Monday, December 12, 2011

Why He Should Care About Her Biological Clock

Father Time and Mother Nature Pause For A Moment Of Silent Reflection
There seems to be a common idea among many men out there that they cannot build a serious relationship, get married, or have children until they are "ready". While I agree with this idea, it is my opinion that there are different levels of readiness. No one can really say exactly how much time it takes a man (or woman) to be ready for any of these particular life events. But often times, men equate readiness with financial stability, and a measured level of anxiety that comes (or doesn’t come) about, when any of these topics are brought up. Though I can appreciate a need for financial security, and the absence of anxiety, having it all does not have to be mutually exclusive. Let me explain.

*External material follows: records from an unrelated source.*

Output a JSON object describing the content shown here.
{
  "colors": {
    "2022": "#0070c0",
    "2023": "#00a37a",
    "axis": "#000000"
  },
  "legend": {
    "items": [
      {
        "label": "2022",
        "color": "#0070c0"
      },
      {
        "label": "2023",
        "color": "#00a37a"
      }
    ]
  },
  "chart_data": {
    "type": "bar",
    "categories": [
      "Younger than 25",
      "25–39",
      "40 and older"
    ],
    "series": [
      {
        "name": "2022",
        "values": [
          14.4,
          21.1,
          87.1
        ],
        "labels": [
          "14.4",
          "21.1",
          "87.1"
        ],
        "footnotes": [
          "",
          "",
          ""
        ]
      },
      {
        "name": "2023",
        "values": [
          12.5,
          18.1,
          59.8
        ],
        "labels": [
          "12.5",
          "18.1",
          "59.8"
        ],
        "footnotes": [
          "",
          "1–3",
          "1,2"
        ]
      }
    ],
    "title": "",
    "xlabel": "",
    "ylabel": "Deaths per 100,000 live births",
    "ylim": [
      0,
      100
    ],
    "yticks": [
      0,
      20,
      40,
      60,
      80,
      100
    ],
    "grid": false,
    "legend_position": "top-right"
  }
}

    I am always supportive of the hard working, goal-oriented man. That goes without question. The issue comes in when men, who've expressed the desire for a family, are so focused on their goals, that they lose sight of what it is they are building for. As some of you may know, I am a woman in my early thirties.  Every woman thirty and over knows that once you hit thirty, that biological clock ticks a little bit louder every  year that goes by. While men couldn’t possibly understand what that’s like, since they can basically procreate til they die, these men should understand that this clock is ticking on their dream too.

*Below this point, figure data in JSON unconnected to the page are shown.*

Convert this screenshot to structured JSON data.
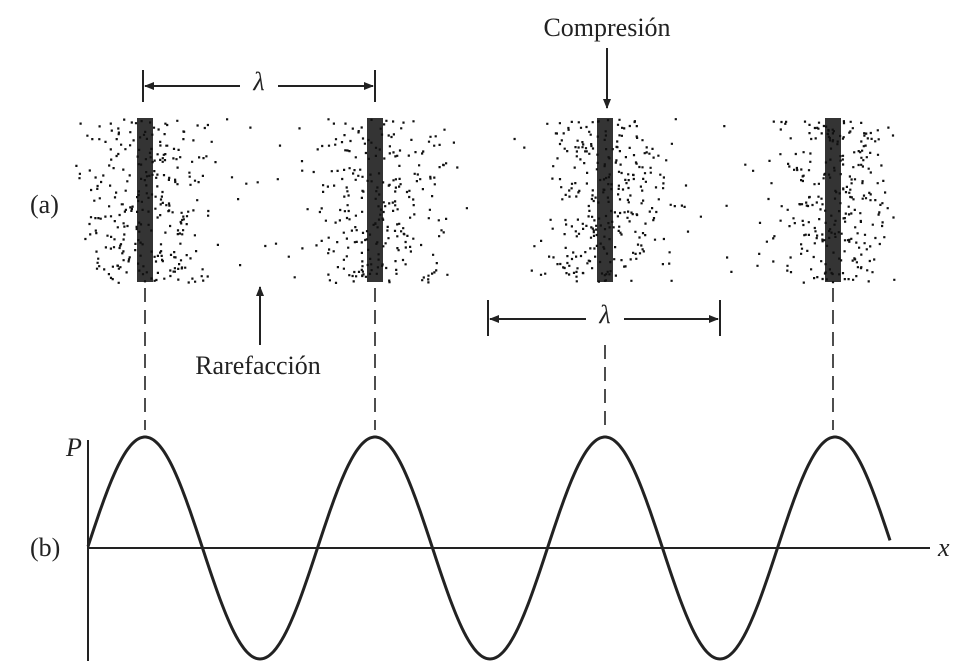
{
  "labels": {
    "compression": "Compresión",
    "lambda_top": "λ",
    "lambda_bottom": "λ",
    "rarefaction": "Rarefacción",
    "part_a": "(a)",
    "part_b": "(b)",
    "axis_y": "P",
    "axis_x": "x"
  }
}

    There was a time when people didn’t necessarily focus on “being ready” for a family. Men and women fell in love freely, eventually got married, and had children soon after. A time when, men were the sole providers, and women were the caretakers. Times have indeed changed, but the eternal romantic in me is not sure whether it’s for the better. We seem to have lost sight of the fundamentals of love while trying get “ready”. No one wants to fall in love just to fall in love anymore. Everyone wants to be ready! But how can you prepare yourself for something you won’t allow to happen? I want to enlighten the fellas out there ( and some women too) and tell them that the dream isn’t theirs alone. You are no longer expected to be the sole provider. Women work now too, and we would happily share that responsibility with you if it were for the sake of building our dream, together. A man with an “incomplete plan” will always say he’s not ready, from fear of being distracted and led off course. What men fail to realize is that the woman they love, and hope to build a future with, (and who feels the exact same way about him) is their number one fan. A man wants financial stability, and so does a woman. Chances are, the woman he’s looking to build with is also building toward financial success. Why do it alone if you don’t have to? There will always be a level of anxiety when going into a new endeavor. That is to be expected. If you love and trust the one you are with, why turn away from the possibilities? No one is ever really ready for anything until it happens. You can plan it out a million different ways, and have five million contingency plans. Things will always happens as they should, and you just have to go with it, plan or no plan. So, wouldn’t you rather have someone you love and trust by your side as life's obstacles come your way?

    Everyone makes jokes about a woman’s biological clock, men and women alike. While women seem to be having babies later in life, the truth is, it gets harder (and more expensive) as time goes by. Besides, let’s face it... no one wants to be 80, chasing after toddlers and teens! Nevertheless, a woman’s biological clock isn’t just about having babies. It’s a reminder that time waits for no one. Which is why the men out there should know that, as long as her clock is ticking, so is the clock on what they’re working so hard for (if their goal is to build a family). Don’t let life and opportunity pass you by without looking up and around. Time is the one thing you can never get back. The longer you wait, the more you have to lose.